11 August 2009

Hiroshima

Toshio Nakamura menceritakan sebuah bom dengan nada riang, seolah tengah menceritakan pengalaman liburan sekolah. Usianya baru 10 tahun, saat Little Boy, sebuah bom atom, dijatuhkan oleh pesawat B-29 Enola Gay ke jantung Hiroshima, 6 Agustus 1945.

Setahun setelah hari celaka itu, Toshio menulis sebuah esai untuk gurunya di Sekolah Dasar Nobori-Cho. "Sehari sebelum bom meledak, aku pergi berenang. Pagi itu aku sedang makan kacang. Aku melihat cahaya. Aku terlempar ke ranjang adik perempuanku. saat aku diselamatkan, aku hanya melihat sejauh trem."

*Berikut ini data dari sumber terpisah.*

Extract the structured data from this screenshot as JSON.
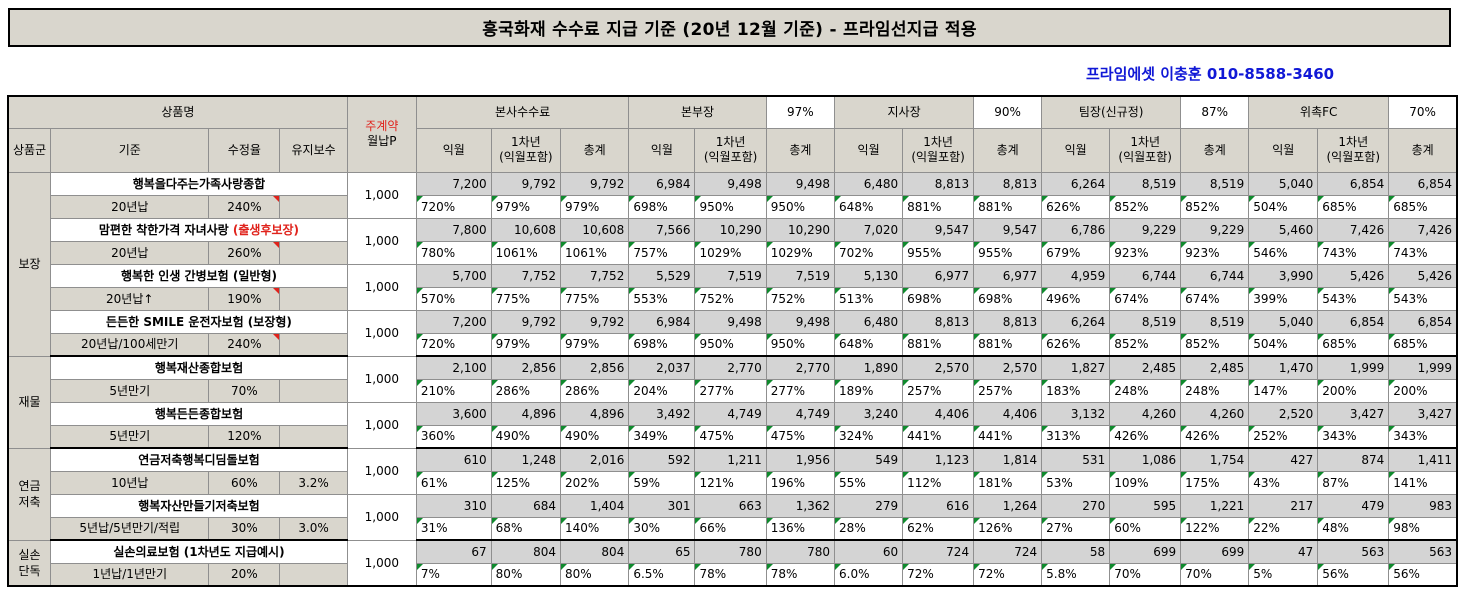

"Ibu dan aku sendiri mulai mengepak barang-barang kami. Para tetangga yang terbakar dan berdarah berjalan di sekeliling kami. Hataya-san memintaku untuk berlari bersamanya. Aku berkata, kalau aku ingin menunggu ibuku. Kami pergi ke taman. Sebuah angin puting beliung datang. Pada malam hari, sebuah tangki bahan bakar terbakar, dan aku melihat bayangannya di sungai."

"Kami tinggal di taman selama satu malam. Keesokan harinya, aku pergi ke Jembatan Taiko dan bertemu dengan teman perempuanku yang bernama Kikuki dan Murakami. Mereka sedang mencari ibu mereka. Tapi Ibu Kikuki terluka dan Ibu Murakamik, sayang sekali, sudah tewas."

Jadi, apa sebenarnya tujuan sebuah bom? Menakuti? Meneror? Membunuh? Menaklukkan? Hari itu, sekitar 100 ribu orang dari 245 ribu warga Hiroshima tewas dan sekarat. Lalu bom kedua dijatuhkan di Nagasaki. Kekaisaran Jepang menyerah. Baiklah, jika itu memang tujuan sebuah bom diledakkan: sebuah penaklukkan, maka Little Boy sudah menjalankan tugasnya dengan baik.

Namun sebuah bom selalu menghadirkan pertanyaan, gugatan, tak sekadar pada urusan penaklukkan. Ia tak berhenti pada statistik: berapa jumlah mereka yang tewas, luka-luka, berapa bangunan yang hancur, berapa miliar dollar kerugian yang ditanggung. Bom itu juga tak berhenti pada pernyataan-pernyataan sains: seberapa jauh daya ledaknya, daya radiasinya, titik lelehnya (konon, bom Hiroshima memanggang orang hingga bisa berbentuk belang-belang di tubuhnya).

Seberapa patutkah sebuah bom diledakkan? Di manakah etika diletakkan? Filsuf utilitarian berpesan: motif manusia tidak bisa diukur, tapi konsekuensinya dapat. Tak penting benar apa motif pemerintah Amerika Serikat menjatuhkan Little Boy, selama kemaslahatan lebih besar bisa dicapai. Artikel mantan Menteri Pertahanan AS Henry Stimson menyebutkan alasan bom itu digunakan: perang berhenti, jutaan nyawa prajurit Amerika terselamatkan.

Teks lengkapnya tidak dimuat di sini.